From Script to Screen: Michael Mann’s Heat

By  · Published on December 12th, 2016

An analysis of the diner scene from the page to the frame.

Unless you were alive for it, there’s no way to describe the ripple that went through the film world when it was announced that Michael Mann’s Heat would star as its two leads Robert DeNiro and Al Pacino. Though the two men at the time – 1995 – were practically synonymous with one another, and though they had both appeared in Francis Ford Coppola’s The Godfather Part II, these two titans of acting had never appeared on screen together, and the idea of them going toe-to-toe in a taut caper flick like Heat was almost too much to take.

When the film eventually came out, initially some folks were upset that for all the hype, DeNiro and Pacino only had a couple scenes together: the ending, and the now-famous diner scene. It wasn’t a lot, but it was more than worth it, especially in regards to this latter scene. It runs six minutes, 17 seconds long, consists of only a few shots – two over-the-shoulder close-ups on each character, and the wide shot that establishes them sitting together – and that’s it: one scene, two men, three shots, and together they add up to cinematic immortality.

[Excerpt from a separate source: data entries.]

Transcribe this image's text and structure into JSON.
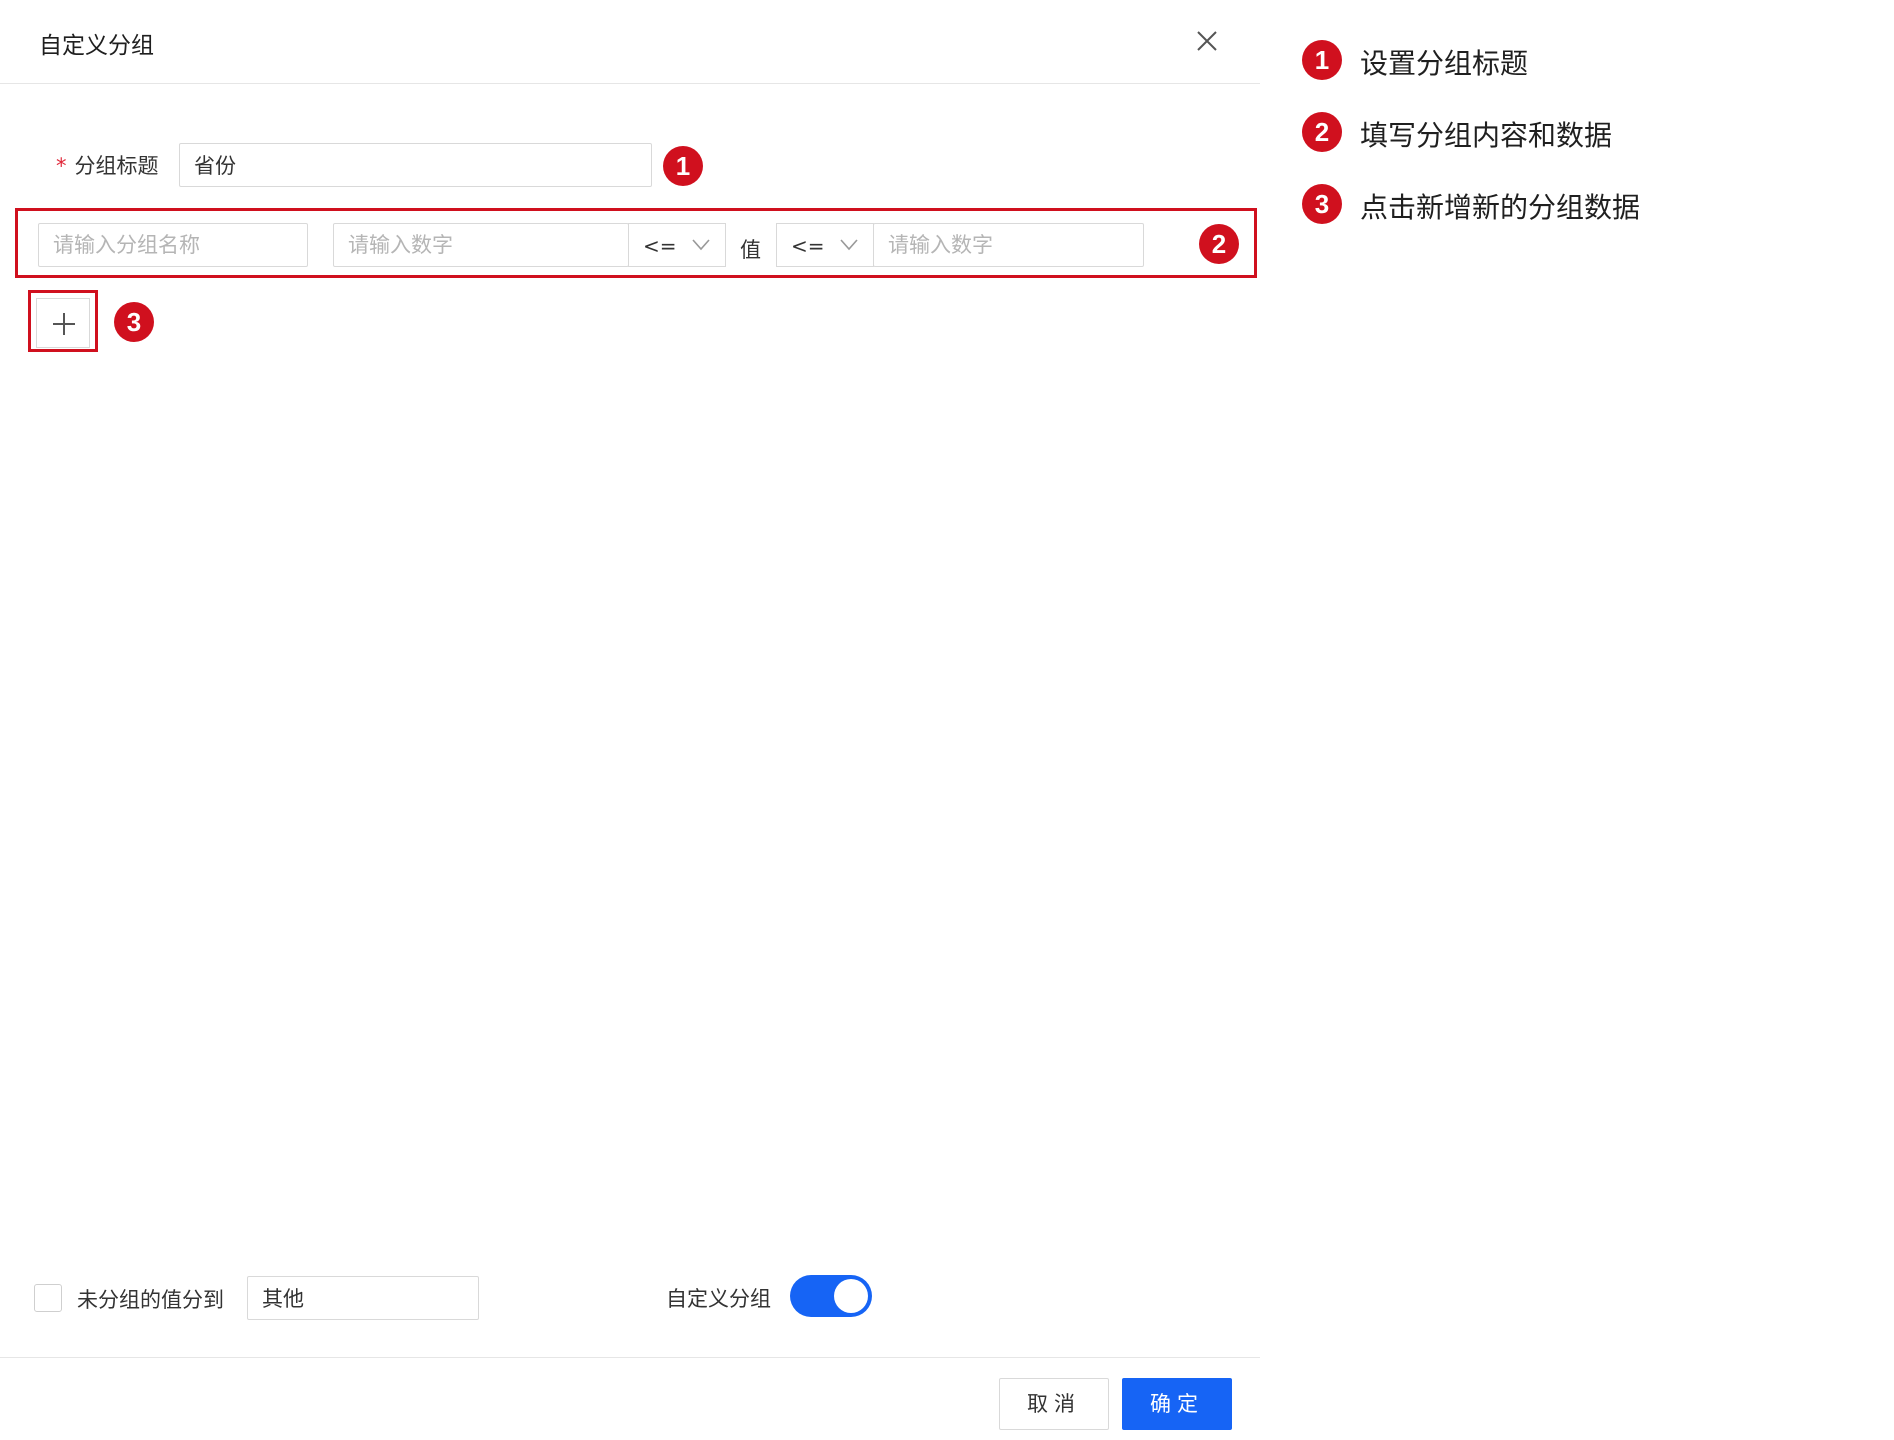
{
  "dialog": {
    "title": "自定义分组",
    "close_icon": "close-icon"
  },
  "group_title": {
    "required_mark": "*",
    "label": "分组标题",
    "value": "省份"
  },
  "group_row": {
    "name_placeholder": "请输入分组名称",
    "min_placeholder": "请输入数字",
    "min_operator": "<=",
    "value_label": "值",
    "max_operator": "<=",
    "max_placeholder": "请输入数字"
  },
  "add_button": {
    "icon": "plus-icon"
  },
  "footer_options": {
    "ungrouped_checked": false,
    "ungrouped_label": "未分组的值分到",
    "ungrouped_value": "其他",
    "custom_group_label": "自定义分组",
    "custom_group_enabled": true
  },
  "buttons": {
    "cancel": "取消",
    "ok": "确定"
  },
  "annotations": [
    {
      "number": "1",
      "text": "设置分组标题"
    },
    {
      "number": "2",
      "text": "填写分组内容和数据"
    },
    {
      "number": "3",
      "text": "点击新增新的分组数据"
    }
  ],
  "colors": {
    "primary": "#1664f5",
    "annotation_red": "#d0101e",
    "required_red": "#e0283a"
  }
}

It’s not just the depth of character this scene reveals that makes it so incredible, it isn’t just the cinematographical simplicity that perfectly establishes the adversarial relationship of respect between the two men, nor it is any individual element, but rather how Mann combines them into a scene of broad implications built on details. Like Kubrick before him – though they aren’t the two most directly-related directors – Mann’s cinema is one of minutiae, his worlds are rich with embellishment that fill in the blanks narrative, dialogue, and character alone cannot. And if ever there was proof of how Mann’s attention to detail factors into his work, it’s found in his personally-annotated shooting script of Heat, which for the purposes of his latest essay Vashi Nedomansky has merged the pages of with the diner scene as released to reveal what remained from the script, what was excised, and what was improvised in the moment. Not only does it provide an insight into the process of filmmaking, but the art of acting, of collaboration, and also the constant evolution that begins with the first keystroke and ends with the projector starting up. Fans of the film and filmic storytelling need to get their eyes on this immediately.